A family \(\mathcal{F}\) of subsets of \([n]\) is \(k\)-wise intersecting if the intersection of every collection of \(k\) distinct sets in \(\mathcal{F}\) is non-empty. \(\mathcal{F}\) is called maximal \(k\)-wise intersecting if \(\mathcal{F}\) is \(k\)-wise intersecting and no set from \(2^{[n]} \setminus \mathcal{F}\) can be added to \(\mathcal{F}\) keeping the \(k\)-wise intersecting property.\par \textit{P. Erdős} and \textit{D. J. Kleitman} [Discrete Math. 8, 281--294 (1974; Zbl 0281.04002)] ask for the size of the smallest maximal \(k\)-wise intersecting family.
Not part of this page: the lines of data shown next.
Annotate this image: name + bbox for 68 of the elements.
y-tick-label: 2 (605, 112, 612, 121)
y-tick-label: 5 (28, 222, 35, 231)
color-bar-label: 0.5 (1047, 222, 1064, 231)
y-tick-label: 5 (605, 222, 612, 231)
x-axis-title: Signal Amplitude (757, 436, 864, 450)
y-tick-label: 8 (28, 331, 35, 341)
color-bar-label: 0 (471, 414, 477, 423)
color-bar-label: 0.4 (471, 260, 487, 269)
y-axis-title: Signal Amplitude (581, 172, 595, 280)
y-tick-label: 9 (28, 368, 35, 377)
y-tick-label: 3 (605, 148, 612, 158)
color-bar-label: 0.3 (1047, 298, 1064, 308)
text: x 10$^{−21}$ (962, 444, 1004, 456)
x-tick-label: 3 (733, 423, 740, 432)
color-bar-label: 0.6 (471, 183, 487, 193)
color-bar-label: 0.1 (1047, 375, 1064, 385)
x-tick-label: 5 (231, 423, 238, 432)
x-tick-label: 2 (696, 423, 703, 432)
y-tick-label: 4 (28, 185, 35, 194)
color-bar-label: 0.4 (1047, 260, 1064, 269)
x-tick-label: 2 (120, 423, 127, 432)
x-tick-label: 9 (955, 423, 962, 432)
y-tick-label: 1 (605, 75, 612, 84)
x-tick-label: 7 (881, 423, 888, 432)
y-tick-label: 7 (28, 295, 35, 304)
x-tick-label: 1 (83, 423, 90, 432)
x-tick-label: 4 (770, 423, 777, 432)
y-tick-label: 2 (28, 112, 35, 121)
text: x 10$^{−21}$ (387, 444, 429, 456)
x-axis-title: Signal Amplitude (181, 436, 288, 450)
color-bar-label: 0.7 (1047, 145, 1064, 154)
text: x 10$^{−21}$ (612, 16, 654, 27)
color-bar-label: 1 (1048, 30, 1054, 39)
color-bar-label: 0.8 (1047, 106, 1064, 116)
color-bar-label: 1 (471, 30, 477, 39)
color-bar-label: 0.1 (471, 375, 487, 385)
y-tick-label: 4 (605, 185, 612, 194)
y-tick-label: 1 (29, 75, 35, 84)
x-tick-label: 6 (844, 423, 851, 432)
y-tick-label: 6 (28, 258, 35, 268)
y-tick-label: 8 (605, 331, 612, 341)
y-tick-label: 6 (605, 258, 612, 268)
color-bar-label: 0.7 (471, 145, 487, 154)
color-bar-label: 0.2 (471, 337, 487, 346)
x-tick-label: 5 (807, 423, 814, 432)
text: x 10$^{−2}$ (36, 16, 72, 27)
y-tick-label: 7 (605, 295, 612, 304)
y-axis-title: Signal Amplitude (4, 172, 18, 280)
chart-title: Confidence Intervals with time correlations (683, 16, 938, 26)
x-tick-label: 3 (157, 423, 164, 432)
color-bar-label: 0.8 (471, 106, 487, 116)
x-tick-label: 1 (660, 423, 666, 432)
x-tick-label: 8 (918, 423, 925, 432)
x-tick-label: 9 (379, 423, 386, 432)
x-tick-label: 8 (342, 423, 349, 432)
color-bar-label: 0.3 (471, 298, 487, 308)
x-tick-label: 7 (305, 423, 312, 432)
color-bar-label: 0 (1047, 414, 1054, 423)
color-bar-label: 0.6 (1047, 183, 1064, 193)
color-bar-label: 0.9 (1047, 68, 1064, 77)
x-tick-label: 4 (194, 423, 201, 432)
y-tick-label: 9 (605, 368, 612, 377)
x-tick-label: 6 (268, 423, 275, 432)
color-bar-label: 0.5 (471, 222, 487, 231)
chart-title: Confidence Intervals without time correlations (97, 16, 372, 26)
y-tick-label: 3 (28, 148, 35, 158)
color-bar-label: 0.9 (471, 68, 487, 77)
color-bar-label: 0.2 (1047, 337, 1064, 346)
This question is answered in the paper under review for \(k=3\).\par The main result of the paper states that if \(n\) is sufficiently large and \(\mathcal{F}\) is a maximal \(3\)-wise intersecting family of minimum size on the ground set \([n]\), then \(\mathcal{F}\) is of the form \(\{A: S \subsetneq A \subseteq[n]\} \cup\left\{B: S^c \subsetneq B \subseteq[n]\right\}\) for some \(S \subseteq[n]\) with \(\left\lfloor\frac{n}{2}\right\rfloor \le \vert S\vert \le \left\lceil\frac{n}{2}\right\rceil\), which the authors call a balanced pair of linked cubes. A key step in the proof is to establish that a maximal 3-wise intersecting family of size at most \((1 + o(1))(2^{\lceil n/2 \rceil} + 2^{\lfloor n/2 \rfloor})\) must be close in structure to a balanced pair of linked cubes.